= Reichsmünzfuß =

The Reichsmünzfuß ("Imperial Minting Standard") was a coinage standard or Münzfuß officially adopted for general use in the Holy Roman Empire. Different imperial coin standards were defined for different types of coins.

== History ==

After Charlemagne had introduced his successful Carolingian monetary reform, the high medieval Interregnum led to the collapse of imperial coin sovereignty. At the Reichstag or Imperial Diet in Eger in 1437, an early form of the imperial coinage system was discussed and the first determinations were made in the direction of an imperial coin standard. It was determined that gold coins valid throughout the Reich should only be minted with a fineness of 19 carats (771.6/1000). At that time, no quantitative determinations were made for silver coins.

The imperial diets of 1438 and 1442 under Emperor Frederick III confirmed the provisions of Eger. At the Diet of Worms in 1495, a formal imperial coin standard for gold coins was specified, but not finally decided. Following the earlier example of the gold guilders of the Rhenish Minting Union (Rheinische Münzverein), 107 coins were to be minted from 1 ½ Cologne Marks rauh, i.e. already alloyed. The fineness of the gold alloy used for minting was at 19 carats 6 grains (812.5/1000).

== Examples ==
=== Gold guldens, 1524 ===
When he was elected Emperor, Charles V had promised to organize coinage permanently. After consultations starting in 1521, the Second Imperial Government (Reichsregiment), representing the Emperor, issued the first German Imperial Minting Ordinance (Reichsmünzordnung) in Esslingen. The imperial standard for gold guilders with a fineness of 22 carats (916.7/1000) was 89 pieces minted from the fine Cologne Mark of 22 carats (weight: 2.41 g).

=== Reichsgulden, 1524 ===
For the first time, a general standard for large silver coins was introduced by the Esslingen ordinance. The background was the successful introduction of silver coins, which were meant to correspond to the gold gulden in metal value. The value ratio was about 1:11 at the time.
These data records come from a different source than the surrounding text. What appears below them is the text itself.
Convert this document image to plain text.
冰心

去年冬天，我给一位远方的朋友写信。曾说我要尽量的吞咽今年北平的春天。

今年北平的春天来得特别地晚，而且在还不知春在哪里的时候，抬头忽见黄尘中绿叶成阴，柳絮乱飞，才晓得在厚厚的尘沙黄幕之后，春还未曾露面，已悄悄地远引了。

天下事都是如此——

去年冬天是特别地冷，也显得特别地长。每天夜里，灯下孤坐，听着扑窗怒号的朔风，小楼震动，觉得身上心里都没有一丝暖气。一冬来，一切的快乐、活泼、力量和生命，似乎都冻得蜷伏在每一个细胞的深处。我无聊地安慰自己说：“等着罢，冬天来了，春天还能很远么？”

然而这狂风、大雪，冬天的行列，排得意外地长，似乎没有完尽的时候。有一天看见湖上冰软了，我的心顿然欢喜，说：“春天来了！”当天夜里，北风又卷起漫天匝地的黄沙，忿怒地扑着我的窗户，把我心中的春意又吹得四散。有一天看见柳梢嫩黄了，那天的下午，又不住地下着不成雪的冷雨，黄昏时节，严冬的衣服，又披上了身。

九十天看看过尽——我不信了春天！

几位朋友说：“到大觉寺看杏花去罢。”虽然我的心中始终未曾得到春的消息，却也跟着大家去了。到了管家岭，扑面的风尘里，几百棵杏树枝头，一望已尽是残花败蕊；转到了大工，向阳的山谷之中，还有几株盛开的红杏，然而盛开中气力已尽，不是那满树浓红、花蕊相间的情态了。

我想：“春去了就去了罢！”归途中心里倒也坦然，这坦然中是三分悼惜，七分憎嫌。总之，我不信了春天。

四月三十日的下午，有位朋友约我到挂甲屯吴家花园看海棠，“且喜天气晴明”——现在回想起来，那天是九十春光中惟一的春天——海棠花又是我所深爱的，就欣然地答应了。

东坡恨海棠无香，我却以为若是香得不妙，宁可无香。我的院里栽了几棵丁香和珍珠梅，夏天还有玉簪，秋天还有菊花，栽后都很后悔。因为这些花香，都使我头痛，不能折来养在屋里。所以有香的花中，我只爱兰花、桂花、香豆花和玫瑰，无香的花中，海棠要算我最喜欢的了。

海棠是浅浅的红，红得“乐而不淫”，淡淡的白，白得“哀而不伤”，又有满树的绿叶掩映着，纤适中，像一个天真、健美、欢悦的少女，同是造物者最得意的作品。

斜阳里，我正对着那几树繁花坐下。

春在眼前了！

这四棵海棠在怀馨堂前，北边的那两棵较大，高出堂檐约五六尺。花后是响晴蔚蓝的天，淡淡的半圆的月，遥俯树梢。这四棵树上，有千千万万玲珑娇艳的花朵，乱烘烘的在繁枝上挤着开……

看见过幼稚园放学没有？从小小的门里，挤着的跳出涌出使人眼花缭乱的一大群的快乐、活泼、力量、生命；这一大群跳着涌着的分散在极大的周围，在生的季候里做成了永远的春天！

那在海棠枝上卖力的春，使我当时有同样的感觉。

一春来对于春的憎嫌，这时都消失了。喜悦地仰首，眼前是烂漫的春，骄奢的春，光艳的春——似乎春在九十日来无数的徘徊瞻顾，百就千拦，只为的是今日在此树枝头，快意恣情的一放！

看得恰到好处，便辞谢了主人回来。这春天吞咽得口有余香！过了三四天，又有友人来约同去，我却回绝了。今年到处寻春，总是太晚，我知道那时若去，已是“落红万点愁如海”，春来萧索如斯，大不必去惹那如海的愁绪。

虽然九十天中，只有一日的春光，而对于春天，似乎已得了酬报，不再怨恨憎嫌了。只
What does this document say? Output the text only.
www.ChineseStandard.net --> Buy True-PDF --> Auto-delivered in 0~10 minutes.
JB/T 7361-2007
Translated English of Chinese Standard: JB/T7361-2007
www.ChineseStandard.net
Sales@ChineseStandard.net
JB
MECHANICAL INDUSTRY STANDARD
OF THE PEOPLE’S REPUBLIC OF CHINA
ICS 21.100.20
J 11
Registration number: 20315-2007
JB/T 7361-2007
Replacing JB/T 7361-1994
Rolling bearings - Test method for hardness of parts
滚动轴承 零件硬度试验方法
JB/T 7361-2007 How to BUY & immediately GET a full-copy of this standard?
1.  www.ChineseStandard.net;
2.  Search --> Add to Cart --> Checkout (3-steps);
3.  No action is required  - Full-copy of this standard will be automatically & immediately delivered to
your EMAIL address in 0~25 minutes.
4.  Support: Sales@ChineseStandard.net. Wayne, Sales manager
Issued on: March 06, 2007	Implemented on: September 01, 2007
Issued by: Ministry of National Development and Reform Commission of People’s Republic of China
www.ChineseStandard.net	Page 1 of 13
The Tyrolean Guldiner was the first (from 1486); from 1500 onwards the first Saxon Guldengroschen, later called the Klappmützenthaler, minted in Annaberg/Frohnau and probably also in Wittenberg followed. A Saxon Guldengroschen contained 27.40 g of fine silver, since eight coins were to be struck from am alloyed Cologne Mark of 15 lots (Loth) (937.5/1000). In 1505, the fineness was reduced to 14 lots 16 grains (930.6/1000). From 1519, large quantities of the Joachimsthaler Guldengroschen (27.20 g of fine silver) were minted in the north Bohemian town of Joachimsthal based on this standard. The success of this coinage was so great that the abbreviated name Thaler emerged for this type of coin, which then became established internationally for large silver coins (see also Thaler, Rigsdaler, Speciestaler, Dollar).

In the Esslingen coinage regulations, it was laid down that the imperial mint standard for a silver coin called the Reichsgulden was that 8 coins with a fineness of 15 lots (937.5/1000) were to be made from a Mark of alloy Cologne silver. However, the fine silver content was 27.4 g, i.e. 0.2 g higher than the content of the older Saxon and Joachimsthaler Guldengroschen, which were already in circulation in large quantities. This imperial coin standard therefore did not prevail.

=== Reichstaler 1566 ===
The most important imperial coin standard for the coming decades was decided in 1566 at the Imperial Diet of Augsburg. According to the Diet, 8 coins had to be struck from a Cologne Mark of alloy silver; however, the fineness was reduced to 14 lots 4 grains (888.9/1000). This mint standard was identical to the minting of 9 coins from the fine Cologne Mark, since in both cases the fine silver content was 25.98 g. This was thus known as the 9-thaler standard.